“You don’t call Mumps a cur, I suppose?” said Maggie, divining that any interest she showed in Mumps would be gratifying to his master.
“No, Miss, a fine way off that,” said Bob, with pitying smile; “Mumps is as fine a cross as you’ll see anywhere along the Floss, an’ I’n been up it wi’ the barge times enow. Why, the gentry stops to look at him; but you won’t catch Mumps a-looking at the gentry much,—he minds his own business, he does.”
The expression of Mump’s face, which seemed to be tolerating the superfluous existence of objects in general, was strongly confirmatory of this high praise.
“He looks dreadfully surly,” said Maggie. “Would he let me pat him?”
“Ay, that would he, and thank you. He knows his company, Mumps does. He isn’t a dog as ’ull be caught wi’ gingerbread; he’d smell a thief a good deal stronger nor the gingerbread, he would. Lors, I talk to him by th’ hour together, when I’m walking i’ lone places, and if I’n done a bit o’ mischief, I allays tell him. I’n got no secrets but what Mumps knows ’em. He knows about my big thumb, he does.”
“Your big thumb—what’s that, Bob?” said Maggie.
“That’s what it is, Miss,” said Bob, quickly, exhibiting a singularly broad specimen of that difference between the man and the monkey. “It tells i’ measuring out the flannel, you see.
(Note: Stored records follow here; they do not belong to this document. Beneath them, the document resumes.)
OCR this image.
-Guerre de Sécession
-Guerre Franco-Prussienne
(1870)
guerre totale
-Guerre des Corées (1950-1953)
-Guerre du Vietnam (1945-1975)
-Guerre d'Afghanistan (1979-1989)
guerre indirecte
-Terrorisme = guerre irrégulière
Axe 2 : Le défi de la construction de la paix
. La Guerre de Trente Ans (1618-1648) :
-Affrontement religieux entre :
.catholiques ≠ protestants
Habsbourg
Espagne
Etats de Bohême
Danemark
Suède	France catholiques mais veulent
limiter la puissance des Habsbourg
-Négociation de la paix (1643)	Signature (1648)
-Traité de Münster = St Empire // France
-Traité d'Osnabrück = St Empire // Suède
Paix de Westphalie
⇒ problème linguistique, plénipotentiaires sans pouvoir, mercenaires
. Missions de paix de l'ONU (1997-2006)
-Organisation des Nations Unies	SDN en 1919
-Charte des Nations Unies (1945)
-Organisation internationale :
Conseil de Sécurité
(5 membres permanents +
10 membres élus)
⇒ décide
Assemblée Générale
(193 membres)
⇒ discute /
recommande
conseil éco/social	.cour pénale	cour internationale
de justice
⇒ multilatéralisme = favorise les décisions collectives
I carry flannel, ’cause it’s light for my pack, an’ it’s dear stuff, you see, so a big thumb tells. I clap my thumb at the end o’ the yard and cut o’ the hither side of it, and the old women aren’t up to’t.”
“But Bob,” said Maggie, looking serious, “that’s cheating; I don’t like to hear you say that.”
“Don’t you, Miss?” said Bob regretfully. “Then I’m sorry I said it. But I’m so used to talking to Mumps, an’ he doesn’t mind a bit o’ cheating, when it’s them skinflint women, as haggle an’ haggle, an’ ’ud like to get their flannel for nothing, an’ ’ud niver ask theirselves how I got my dinner out on’t. I niver cheat anybody as doesn’t want to cheat me, Miss,—lors, I’m a honest chap, I am; only I must hev a bit o’ sport, an’ now I don’t go wi’ th’ ferrets, I’n got no varmint to come over but them haggling women. I wish you good evening, Miss.”
“Good-by, Bob. Thank you very much for bringing me the books. And come again to see Tom.”